Following docs/TestArchitecture.md: §-log whitebox witness is primary, Playwright/real-device is secondary (wiring/deploy/render only). Every test above names the issue it proves or disproves — a test that passes without revealing the issue is not a test.

  • Tier 1 — kernel/engine witnesses (poc_*.js, replay-hash): node, deterministic, the proof of record. Most ✅ rows live here.
  • Tier 2 — CI gates: promote the determinism witness (D1), deploy guard (G3), and headless smoke to enforced on every change.
  • Tier 3 — real-device & chaos: the 🔴 environment/durability/observability rows need a device lab + fault injection — the genuinely new test infrastructure this paradigm demands.

Governance

Sequencing — discover now, build at tenant-time. Do not gate this register on the feature lanes landing. Split the work three ways: proof-of-paradigm demo widgets (§H ①) run in parallel (they aid the sell); the S1 reds are measured now via cheap discovery spikes (A1/B1/C1 — "how bad is it?" on real devices), because their findings reshape the roadmap and cannot be crammed at the end; the heavy remedies are tenant-gated (full G2 pipeline, device-lab CI, D2 migration, §13 sharding code). Bright line: free users / demos / design-partners on their own data → ship and learn; a paying tenant never sits on a 🔴 S1 axis. A risk left unmeasured is unknown, not deferred — so never delay the discovery, only the build. Discovery session-starter: prompts/RESUME_S1_DISCOVERY_SPIKES.md.

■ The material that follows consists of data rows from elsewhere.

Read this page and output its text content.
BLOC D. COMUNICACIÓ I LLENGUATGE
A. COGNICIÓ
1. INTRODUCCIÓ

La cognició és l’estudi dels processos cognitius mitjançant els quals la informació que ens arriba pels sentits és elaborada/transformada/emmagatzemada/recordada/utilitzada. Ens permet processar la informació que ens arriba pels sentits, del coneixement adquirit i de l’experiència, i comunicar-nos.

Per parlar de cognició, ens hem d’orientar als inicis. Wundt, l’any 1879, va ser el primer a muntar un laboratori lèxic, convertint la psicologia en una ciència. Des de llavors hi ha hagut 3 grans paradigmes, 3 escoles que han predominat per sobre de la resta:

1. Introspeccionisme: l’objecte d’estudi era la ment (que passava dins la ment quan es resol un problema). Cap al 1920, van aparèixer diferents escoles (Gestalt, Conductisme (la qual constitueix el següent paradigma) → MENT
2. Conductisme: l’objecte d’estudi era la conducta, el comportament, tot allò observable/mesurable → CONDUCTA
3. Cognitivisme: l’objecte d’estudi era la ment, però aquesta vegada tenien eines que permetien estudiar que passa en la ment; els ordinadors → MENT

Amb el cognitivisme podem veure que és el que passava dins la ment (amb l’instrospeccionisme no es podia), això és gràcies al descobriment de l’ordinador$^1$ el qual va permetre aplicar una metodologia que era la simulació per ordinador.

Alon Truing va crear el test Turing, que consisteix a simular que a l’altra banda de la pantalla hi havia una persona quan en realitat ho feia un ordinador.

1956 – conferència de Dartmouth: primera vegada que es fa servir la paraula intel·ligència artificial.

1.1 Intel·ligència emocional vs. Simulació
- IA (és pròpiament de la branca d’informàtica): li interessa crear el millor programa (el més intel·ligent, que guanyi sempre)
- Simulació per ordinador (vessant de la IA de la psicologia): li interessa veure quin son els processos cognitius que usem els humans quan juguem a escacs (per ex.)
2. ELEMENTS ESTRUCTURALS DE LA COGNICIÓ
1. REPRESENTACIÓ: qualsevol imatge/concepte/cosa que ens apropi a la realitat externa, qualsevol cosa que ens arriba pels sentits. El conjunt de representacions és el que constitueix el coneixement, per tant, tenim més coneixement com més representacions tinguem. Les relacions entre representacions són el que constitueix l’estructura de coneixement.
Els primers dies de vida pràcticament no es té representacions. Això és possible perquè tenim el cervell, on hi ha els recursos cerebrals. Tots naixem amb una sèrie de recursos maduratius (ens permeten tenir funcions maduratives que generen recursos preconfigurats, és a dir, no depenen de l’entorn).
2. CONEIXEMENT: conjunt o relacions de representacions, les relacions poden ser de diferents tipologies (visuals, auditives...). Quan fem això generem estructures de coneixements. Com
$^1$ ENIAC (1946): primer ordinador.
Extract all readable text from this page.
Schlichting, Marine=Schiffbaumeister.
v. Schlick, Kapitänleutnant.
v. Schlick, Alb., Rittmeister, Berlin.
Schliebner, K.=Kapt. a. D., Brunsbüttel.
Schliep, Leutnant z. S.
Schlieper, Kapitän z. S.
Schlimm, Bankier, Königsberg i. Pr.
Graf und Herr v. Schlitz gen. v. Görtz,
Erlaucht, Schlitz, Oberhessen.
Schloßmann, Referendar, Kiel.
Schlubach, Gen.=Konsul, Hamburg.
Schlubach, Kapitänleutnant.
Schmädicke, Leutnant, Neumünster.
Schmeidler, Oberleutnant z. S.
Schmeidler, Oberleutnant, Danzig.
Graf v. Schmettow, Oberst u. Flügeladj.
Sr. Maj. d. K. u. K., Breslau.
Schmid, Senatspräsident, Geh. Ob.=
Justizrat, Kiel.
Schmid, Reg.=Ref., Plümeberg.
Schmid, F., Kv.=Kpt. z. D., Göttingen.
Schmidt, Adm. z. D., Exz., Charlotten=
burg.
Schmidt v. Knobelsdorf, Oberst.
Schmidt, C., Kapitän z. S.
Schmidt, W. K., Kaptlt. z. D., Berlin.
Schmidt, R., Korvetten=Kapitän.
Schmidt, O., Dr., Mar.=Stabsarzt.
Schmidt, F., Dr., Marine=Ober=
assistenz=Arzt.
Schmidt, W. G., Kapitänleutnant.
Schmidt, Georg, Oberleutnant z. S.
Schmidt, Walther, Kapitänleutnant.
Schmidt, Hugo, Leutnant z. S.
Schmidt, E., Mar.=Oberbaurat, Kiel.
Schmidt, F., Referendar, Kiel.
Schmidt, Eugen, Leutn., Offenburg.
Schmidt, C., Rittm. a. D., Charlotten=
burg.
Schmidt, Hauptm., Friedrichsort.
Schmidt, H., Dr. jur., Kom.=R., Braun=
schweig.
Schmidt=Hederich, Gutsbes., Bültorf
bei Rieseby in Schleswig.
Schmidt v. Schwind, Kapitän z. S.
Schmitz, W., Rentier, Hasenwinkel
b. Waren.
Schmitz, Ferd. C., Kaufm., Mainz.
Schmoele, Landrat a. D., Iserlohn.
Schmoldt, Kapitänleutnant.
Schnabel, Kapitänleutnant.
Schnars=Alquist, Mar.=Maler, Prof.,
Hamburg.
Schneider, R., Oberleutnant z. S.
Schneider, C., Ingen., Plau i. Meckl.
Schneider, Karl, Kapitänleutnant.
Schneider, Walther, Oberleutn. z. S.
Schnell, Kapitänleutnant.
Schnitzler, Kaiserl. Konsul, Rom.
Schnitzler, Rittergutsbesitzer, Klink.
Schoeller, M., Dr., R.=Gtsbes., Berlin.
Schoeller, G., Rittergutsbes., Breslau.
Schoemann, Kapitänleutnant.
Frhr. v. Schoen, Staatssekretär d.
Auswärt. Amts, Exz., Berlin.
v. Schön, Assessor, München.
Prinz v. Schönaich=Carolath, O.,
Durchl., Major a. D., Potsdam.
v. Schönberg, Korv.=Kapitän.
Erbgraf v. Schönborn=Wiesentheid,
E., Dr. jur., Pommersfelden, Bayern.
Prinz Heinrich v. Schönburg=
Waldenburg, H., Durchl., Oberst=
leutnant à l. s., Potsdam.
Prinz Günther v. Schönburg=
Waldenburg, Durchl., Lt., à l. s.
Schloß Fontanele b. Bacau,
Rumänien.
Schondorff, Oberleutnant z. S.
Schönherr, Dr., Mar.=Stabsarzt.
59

  • This register is reviewed every release; a 🔴 on an S1 axis is a release blocker.
  • New features add their own rows here before code (spec-first, witness-claim-first — CLAUDE.md).
  • Status changes (🔴→🟡→✅) cite the witness that moved them.
  • Cross-refs: the residuals catalogue is DistributedERP §9; the cost/latency claims are §11.1; the enabling-tech ceilings are EnablingTechTimeline.md; the fleet-scale proof is POS_WAN_SCALE_BENCH.md.

Back to the architecture: this document is the test-and-remedy companion to Distributed ERP — Contention Map & Guards. That doc argues the design and names the honest residuals (§9); this one turns each residual into a remedy + a test with an honest status, so the angel is proven, not trusted.